New Statesman Scotland - Edinburgh's in the prime of its life
"Dear Edinburgh, how I remember you,/your winter cakes and tea, your bright red fire,/your swirling cloaks and clouds," runs Iain Crichton Smith's "Jean Brodie's Children". The Edinburgh memorialised here, and in Muriel Spark's novel, is the Edinburgh of the thirties. Spark's autobiography of her early life, Curriculum Vitae, fills in the details of the even earlier Edinburgh in which she grew up. Reading it, some years ago, I couldn't help but note that the "Dear Edinburgh" I remember in the fifties had changed little from hers, for mine was still the Edinburgh that could spawn not only Jean Brodie, but also Jekyll and Hyde. The city then lived closer to the sea: the air was salty, malty, prone to mists and haars. It was sedate in the leafy New Town, whose streets looked almost too broad for the sparse traffic of cars, each of which I could name. There was room enough, too, for the buses and for the trams that trundled down and through the city's low-lying pockets of unease, down the Cowgate, the Grassmarket, past black buildings and closes that smelled of piss. The suburbs still felt unfinished, pocked with waste ground. Standing at a bus stop, it was possible to speculate on each person's likely destination.
In my adult reflection, I think of that city in a perpetual autumn, pleased to be done with the summer tourists and festival-goers. For, at the same time as I became aware of the festival, I became aware of the citizens' antipathy towards it, disrupting as it did Edinburgh's stately rhythms. It seemed a suspect affair, colonising otherwise respectable church halls. There was always a collective sigh of relief when it was all over and the city could be returned to itself, to the smoky chill of autumn.
It must have been a deep-seated desire for change, change at all costs from the drabness of postwar life, desire to put faith in the future rather than to bear the weight of the past, that gave birth to a vision of Edinburgh that I only ever heard condemned as sheer architectural vandalism. Princes Street bore the brunt. In the sixties, the ornate stone facades came tumbling down to be replaced by sleek planes, concrete and glass. An unfinished walkway was envisaged; its broken path can still be followed. Princes Street - for which my mother said one always had to wear gloves - was filled with huge department stores, drawing in people who had previously been excluded. "Oh, the types you get in Princes Street these days!" my mother would exclaim. And, as Princes Street declined, in aesthetic value if not in popularity, so George Street grew grander, retaining the values of decorum and proportion of which Princes Street had been robbed.

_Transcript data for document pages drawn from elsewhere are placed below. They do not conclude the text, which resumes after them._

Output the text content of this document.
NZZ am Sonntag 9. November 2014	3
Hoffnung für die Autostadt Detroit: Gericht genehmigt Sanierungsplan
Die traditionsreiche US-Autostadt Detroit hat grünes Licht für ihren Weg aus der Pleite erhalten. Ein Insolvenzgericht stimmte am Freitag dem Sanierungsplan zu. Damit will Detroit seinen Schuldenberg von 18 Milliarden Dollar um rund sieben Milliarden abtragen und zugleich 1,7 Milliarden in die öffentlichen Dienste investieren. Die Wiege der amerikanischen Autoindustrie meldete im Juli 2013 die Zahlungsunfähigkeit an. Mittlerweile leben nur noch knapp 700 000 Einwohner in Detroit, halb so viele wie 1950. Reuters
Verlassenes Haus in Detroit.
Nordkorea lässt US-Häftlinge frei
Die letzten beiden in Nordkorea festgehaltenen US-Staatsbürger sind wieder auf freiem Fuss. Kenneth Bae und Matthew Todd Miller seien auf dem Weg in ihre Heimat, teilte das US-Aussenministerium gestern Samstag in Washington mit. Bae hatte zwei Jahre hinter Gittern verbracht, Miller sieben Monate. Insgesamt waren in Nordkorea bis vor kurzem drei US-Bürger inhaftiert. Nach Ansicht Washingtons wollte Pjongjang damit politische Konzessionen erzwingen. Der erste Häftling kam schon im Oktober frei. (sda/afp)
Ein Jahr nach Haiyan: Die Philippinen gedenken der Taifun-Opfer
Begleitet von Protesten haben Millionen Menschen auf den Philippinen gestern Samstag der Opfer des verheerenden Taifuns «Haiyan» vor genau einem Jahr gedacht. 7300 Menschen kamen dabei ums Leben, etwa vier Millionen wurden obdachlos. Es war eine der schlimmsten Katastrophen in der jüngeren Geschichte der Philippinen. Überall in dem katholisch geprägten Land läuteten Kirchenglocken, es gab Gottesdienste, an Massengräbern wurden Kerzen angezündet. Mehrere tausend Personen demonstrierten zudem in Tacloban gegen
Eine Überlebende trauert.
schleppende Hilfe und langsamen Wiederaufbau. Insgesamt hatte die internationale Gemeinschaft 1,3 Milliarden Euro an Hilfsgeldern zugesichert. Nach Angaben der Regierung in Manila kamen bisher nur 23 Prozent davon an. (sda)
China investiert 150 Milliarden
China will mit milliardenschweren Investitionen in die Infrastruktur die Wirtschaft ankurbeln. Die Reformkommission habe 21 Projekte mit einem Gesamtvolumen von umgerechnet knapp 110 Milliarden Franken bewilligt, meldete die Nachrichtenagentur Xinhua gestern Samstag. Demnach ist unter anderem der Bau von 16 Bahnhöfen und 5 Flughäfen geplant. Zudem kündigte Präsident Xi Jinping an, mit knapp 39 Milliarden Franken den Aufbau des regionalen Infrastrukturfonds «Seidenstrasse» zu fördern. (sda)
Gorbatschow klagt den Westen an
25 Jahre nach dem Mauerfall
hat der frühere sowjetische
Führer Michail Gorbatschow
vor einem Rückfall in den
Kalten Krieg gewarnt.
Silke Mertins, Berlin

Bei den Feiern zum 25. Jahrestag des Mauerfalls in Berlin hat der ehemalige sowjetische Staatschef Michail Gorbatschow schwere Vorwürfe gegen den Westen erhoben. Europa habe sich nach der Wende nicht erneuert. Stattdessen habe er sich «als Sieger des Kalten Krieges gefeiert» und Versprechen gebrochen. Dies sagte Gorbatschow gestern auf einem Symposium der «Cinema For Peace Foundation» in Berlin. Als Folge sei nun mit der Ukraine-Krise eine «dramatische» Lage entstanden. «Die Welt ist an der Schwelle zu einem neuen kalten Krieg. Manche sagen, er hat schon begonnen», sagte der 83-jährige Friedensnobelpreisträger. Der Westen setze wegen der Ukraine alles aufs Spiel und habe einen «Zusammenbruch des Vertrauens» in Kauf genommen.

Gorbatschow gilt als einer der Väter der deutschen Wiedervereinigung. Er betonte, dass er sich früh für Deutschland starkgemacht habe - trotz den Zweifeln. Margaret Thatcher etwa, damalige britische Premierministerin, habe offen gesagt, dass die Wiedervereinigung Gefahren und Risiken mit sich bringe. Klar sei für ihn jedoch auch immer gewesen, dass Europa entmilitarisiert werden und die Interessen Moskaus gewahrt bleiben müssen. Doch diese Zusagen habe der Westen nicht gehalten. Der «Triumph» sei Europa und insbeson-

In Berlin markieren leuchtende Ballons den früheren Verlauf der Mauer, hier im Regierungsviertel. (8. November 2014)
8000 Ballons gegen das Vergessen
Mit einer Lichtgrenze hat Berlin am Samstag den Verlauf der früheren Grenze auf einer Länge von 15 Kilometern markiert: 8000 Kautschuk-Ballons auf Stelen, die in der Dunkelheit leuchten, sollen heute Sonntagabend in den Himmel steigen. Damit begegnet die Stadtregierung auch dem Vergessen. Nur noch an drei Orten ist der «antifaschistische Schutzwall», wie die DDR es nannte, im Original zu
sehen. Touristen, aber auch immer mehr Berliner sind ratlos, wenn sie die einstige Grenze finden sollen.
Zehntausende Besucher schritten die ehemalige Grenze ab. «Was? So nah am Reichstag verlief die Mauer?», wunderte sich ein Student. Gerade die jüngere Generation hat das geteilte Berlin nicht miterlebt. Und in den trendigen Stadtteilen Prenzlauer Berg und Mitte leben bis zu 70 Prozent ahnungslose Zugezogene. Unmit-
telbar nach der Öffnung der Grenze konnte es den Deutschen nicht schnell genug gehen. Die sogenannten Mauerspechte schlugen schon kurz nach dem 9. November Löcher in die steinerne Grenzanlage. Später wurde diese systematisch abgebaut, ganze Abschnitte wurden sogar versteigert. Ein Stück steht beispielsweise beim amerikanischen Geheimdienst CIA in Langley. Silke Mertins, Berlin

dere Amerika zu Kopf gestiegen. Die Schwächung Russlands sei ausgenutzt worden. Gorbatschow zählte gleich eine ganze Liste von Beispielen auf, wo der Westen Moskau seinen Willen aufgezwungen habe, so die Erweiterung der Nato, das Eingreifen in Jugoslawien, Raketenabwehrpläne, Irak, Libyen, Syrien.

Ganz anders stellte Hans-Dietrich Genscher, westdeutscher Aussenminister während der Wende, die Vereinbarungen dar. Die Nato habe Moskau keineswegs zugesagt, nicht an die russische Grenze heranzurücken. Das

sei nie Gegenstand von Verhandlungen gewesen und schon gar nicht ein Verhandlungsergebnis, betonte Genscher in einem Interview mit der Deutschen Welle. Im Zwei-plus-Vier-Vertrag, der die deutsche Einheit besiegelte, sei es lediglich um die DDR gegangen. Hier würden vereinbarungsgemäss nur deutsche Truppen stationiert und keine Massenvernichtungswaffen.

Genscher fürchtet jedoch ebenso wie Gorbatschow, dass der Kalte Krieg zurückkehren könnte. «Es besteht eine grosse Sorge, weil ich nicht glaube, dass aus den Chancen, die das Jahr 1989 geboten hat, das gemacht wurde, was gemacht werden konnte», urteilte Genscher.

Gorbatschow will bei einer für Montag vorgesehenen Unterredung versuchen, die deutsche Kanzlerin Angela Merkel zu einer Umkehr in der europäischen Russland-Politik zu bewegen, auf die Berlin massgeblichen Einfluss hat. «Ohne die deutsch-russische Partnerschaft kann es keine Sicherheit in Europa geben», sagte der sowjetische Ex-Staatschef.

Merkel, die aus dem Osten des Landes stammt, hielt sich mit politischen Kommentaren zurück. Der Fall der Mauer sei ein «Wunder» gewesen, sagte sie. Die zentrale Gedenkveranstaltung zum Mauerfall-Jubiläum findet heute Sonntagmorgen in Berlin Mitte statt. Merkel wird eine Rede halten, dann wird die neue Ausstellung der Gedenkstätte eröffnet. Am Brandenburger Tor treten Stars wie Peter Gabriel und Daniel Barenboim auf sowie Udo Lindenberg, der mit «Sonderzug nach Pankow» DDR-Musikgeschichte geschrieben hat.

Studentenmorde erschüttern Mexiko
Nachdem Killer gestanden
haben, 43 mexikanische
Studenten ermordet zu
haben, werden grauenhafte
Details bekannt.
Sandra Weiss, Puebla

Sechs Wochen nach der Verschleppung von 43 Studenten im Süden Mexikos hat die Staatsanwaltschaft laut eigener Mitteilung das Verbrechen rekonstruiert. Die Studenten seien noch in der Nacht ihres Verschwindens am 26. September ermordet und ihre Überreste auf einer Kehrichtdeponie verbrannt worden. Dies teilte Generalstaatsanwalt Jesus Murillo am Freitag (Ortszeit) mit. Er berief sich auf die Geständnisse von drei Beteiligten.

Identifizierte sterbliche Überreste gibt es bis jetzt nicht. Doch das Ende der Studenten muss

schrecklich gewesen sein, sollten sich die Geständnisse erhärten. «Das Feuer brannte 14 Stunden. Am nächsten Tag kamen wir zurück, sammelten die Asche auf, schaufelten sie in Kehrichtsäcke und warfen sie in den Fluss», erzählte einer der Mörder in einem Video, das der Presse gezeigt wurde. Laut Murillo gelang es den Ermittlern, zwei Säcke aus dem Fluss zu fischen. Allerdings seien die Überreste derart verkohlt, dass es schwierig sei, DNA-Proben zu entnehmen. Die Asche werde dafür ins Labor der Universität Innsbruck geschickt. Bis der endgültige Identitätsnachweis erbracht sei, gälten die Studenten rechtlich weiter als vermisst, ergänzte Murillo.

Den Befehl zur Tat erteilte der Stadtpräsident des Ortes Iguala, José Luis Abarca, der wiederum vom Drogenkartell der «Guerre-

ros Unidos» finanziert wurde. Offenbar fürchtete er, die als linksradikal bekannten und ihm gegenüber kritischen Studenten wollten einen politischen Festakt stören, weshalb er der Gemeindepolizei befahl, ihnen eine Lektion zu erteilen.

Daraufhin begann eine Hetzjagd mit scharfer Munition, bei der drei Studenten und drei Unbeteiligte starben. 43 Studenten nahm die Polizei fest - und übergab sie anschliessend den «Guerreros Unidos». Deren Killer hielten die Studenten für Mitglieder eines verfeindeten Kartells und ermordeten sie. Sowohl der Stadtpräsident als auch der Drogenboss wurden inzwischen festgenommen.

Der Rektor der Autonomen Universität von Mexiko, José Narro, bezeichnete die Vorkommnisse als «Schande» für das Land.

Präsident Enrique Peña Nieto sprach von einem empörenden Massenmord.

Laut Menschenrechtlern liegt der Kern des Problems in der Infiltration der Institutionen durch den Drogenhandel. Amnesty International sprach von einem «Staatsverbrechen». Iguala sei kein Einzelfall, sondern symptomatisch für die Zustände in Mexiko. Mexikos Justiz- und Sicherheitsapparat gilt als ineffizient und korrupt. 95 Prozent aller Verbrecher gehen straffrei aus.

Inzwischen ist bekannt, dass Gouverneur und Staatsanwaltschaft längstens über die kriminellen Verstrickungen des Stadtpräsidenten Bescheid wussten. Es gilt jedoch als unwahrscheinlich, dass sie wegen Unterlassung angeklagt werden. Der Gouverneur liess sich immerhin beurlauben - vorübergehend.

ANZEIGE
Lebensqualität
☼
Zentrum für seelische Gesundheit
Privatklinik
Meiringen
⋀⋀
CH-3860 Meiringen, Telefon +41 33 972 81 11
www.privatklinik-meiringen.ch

The building of the St James's Centre in Edinburgh's East End was, if not the last straw, some kind of cathartic end-point to the carnage. Completely insensitive to its surroundings, cavalier in its attitude to the city's glorious skyline, it reminds me of a first description someone gave of the Lincoln Centre in New York as resembling "something Mussolini ordered over the phone". How could this, this abomination, get past the planners? Apart from its functional adequacy, it is still hard to see how: unless, as I remarked earlier, there was a pent-up energy that somehow had to be released. It was the same energy that visited the small towns of Scotland, like Dumfries, where I now live, a decade or so later. Here, as elsewhere, the swishing brush of capital showed itself to be equally insensitive. The old proportions were swept away in a rash of shopping-centres, garish chain hoardings and, in some kind of misguided compensatory nostalgia, cobbles and heavy Victorian street fittings.
It has taken more than 30 years for an architect to show the confidence again of those barnstorming transformers of old Edinburgh. However, the new Museum of Scotland in Chambers Street shows an acute awareness of its surroundings and history. It manages to sit comfortably in its surroundings, while reminding the viewer not of a multi-storey carpark, but of an impregnable keep. It is an exhilarating sight - as indeed the new Scottish Parliament promises to be. Recently a number of other building projects for the new capital were unveiled - a futuristic drawing of a huge glass pyramid and, below Princes Street, an underground mall. As befits a capital city, Edinburgh will once more be a city with a vision; an optimism regarding its future. After all, Edinburgh is now a city in its prime, whose season should be springtime; a city that no longer withdraws into its "swirling cloaks" once its festival is over.